Raclette was a frequent meal in my family growing up, but it was always a treat. It was only slightly tarnished by my parents telling me later that its appeal was mainly because it was cheap, filling, and the kids did most of the cooking. Despite my mom’s French-Canadian roots, though, we never had it with raclette cheese.
I didn’t plan to have raclette when I bought Raclette de Compton au poivre by Fromagerie La Station from Quebec (nominated in the flavoured cheese with added particulate solids and flavourings category for the Canadian Cheese Grand Prix), but I did once I realized raclette would be a great way to sample all the cheeses.
Turns out, I didn’t even know from what a treat raclette can be.
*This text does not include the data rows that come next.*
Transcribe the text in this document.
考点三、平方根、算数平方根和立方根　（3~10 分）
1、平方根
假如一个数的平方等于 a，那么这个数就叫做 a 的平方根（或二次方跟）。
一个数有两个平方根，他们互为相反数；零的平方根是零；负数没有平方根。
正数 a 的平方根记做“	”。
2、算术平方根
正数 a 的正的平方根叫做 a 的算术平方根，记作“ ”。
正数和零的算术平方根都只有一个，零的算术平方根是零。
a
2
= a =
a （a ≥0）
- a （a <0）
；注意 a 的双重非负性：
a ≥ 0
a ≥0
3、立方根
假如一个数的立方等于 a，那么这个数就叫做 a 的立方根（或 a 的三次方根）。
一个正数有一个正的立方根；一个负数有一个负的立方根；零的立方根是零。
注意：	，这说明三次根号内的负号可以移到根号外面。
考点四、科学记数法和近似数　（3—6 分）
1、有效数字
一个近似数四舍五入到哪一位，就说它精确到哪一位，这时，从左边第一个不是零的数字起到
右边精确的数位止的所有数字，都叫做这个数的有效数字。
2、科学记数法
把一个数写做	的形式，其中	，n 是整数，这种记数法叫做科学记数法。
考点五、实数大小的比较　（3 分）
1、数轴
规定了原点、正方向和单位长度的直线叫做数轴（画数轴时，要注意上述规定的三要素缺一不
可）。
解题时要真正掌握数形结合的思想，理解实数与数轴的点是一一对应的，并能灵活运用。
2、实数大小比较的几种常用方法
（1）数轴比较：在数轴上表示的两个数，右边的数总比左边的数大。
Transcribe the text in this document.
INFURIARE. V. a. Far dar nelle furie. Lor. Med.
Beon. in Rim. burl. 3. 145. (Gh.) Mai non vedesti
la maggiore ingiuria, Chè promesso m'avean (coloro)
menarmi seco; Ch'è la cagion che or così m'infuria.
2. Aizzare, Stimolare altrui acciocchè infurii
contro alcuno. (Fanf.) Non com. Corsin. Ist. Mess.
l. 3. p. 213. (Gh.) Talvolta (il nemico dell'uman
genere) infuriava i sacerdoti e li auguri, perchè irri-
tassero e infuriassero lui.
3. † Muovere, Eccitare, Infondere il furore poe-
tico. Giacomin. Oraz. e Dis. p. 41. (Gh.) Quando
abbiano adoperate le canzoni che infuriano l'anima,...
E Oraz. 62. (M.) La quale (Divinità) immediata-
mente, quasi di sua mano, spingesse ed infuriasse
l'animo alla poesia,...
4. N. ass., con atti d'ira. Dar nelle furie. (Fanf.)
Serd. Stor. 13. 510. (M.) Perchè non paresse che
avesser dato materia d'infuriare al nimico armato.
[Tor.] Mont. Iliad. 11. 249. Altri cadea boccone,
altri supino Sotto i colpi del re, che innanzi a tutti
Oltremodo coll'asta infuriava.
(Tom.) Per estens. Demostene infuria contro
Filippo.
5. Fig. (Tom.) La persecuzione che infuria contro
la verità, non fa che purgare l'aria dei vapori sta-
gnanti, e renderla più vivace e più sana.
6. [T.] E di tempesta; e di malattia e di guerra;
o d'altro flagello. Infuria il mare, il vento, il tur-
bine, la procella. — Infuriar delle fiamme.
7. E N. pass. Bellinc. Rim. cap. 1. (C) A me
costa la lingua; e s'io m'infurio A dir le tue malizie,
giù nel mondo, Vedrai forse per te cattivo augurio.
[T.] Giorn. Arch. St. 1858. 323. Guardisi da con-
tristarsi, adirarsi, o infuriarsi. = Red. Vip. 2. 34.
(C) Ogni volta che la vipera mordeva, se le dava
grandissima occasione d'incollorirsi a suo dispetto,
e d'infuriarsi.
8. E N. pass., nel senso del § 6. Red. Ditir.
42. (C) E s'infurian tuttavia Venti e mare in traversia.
Even if the raclette au poivre didn’t have it in the name, it’d be clear that it’s perfect for raclette at the first taste.
The creamy consistency is irresistible as the glue that holds the topping, bread and cheese gang together. It’s key. But it’s also rich and tangy with hints of strong flavour you don’t always find in semi-soft, melty cheeses. It reminds me of a softer Louis D’Or.
But then comes the pepper. It challenges the rich creaminess in the way a good partner does: by supporting rather than combatting. It offsets the tanginess, makes it taste sharp and clean, and there’s a small undercurrent of extreme bitterness in that layer, like a raw cacao nib, if you’ve ever had one.
Hit it with some acid – wine, anyone? – and you’ve got yourself a trifecta. Now that is a treat.